ジョルノ、ブチャラティフーゴナランチャアバッキオ、ミスタ。彼らは始めっから、社会とか家庭からつまはじきにされて育ちました。育たざるを得ないという言い方が正しいと思います。ボスの娘、トリッシュもそうだと思います。

 彼らは「運命」「宿命」に立ち向かい、それを変えていく事なんてできるのだろうか?

 そのことをずっと考えながらこの第5部を描きました。執筆した時期とか状況もあって、とても苦しく暗い気分になりました。どうしよう?「運命」とか「宿命」とかが、そんなに簡単に人間の努力とか根性とかで変えられたら、そんなの最初から「運命」なんて言わないと思うし、軽々しすぎる。そう思いました。

 じゃ主人公たちは、どうやって脱出すればいいんだ?

 その答えをぼくにくれたは誰であろう、主人公たちでした。主人公たちは「運命」や「宿命」を変えようとはせず、彼らのおかれた状況の中で「正しい心」を捨てないことを選んだのです。正義の心の中にこそ「幸福」があると彼らは信じて。自然にそうなったのです。

(作者であるぼくは)登場人物たちに逆に教わることが執筆中出てきて、本当に勇気づけられました。そういう意味で思い返すと、第5部の登場人物は作者にとって愛着があるという感じよりはなにか、ぼくが仲間にしてもらったかのような錯覚を覚えます。

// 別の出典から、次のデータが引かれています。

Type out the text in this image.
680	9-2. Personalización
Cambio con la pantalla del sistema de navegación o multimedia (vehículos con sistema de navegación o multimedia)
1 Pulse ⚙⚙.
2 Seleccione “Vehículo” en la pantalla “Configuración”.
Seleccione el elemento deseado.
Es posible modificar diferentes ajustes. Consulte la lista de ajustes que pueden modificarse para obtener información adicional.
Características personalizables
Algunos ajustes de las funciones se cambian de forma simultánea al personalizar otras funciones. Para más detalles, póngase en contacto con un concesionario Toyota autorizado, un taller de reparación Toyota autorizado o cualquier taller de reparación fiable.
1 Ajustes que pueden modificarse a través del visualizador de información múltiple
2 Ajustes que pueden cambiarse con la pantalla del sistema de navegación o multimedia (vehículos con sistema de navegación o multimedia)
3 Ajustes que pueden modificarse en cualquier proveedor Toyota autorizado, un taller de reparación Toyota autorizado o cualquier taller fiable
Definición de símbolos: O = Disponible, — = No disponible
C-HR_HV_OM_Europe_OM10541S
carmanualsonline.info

 そして、その事をふまえた上での執筆の裏話をしましょう。

 この第5部『黄金の風』では、どうしてもカットせざるを得ない部分があってーというよりも、どうしても描く事ができないエピソードがありました。

 それは、ミスタ、ナランチャフーゴアバッキオの4人の中の誰かが、実はボスのスパイで、ジョルノとブチャラティを「裏切る」という設定でした。感覚の中ではたぶん、フーゴが「裏切り者」なんだろうなと思って描こうとしたら、これがどーしても描く事が出来ませんでした。

 あの時の暗い気分がますます暗い話になっていきそうだし、実際「嫌ー」な気持ちがぼくの心の中に芽ばえてきて、しかもブチャラティとかの気持ちを考えると、本当に気の毒で、気の毒で。信頼していた仲間が裏切るなんて、ぼくの概念にはなくて、生理的に嫌な気分になりました。「作者としての勇気が足りないぞー」と叱られればそれまでなのですが、本当、絶対描くのは嫌だ!と思ってしまったのです。しかもケジメをつけるために、たぶんジョルノがフーゴの処刑に行くようなエピソードになったでしょうね。絶対に少年少女読者をヤバい気分にさせると思い込んでしまったのです。

 そういう理由で、ヴェネツィア大運河のサン・ジョルジョ・マッジョーレの船着き場での、別れのシーンです。フーゴに消えてもらったのです(のちに※小説版『黄金の風』では、作家さんとの打ち合わせで、フーゴは組織の中で陰ながらみんなを助ける、という裏話を書いてもらいました)。

 最後に登場人物たちに作者からひとこと言わせてください。

「本当にありがとう。君たちは、苦しく辛い時に吹いてくれる『黄金の風』なのだ」と。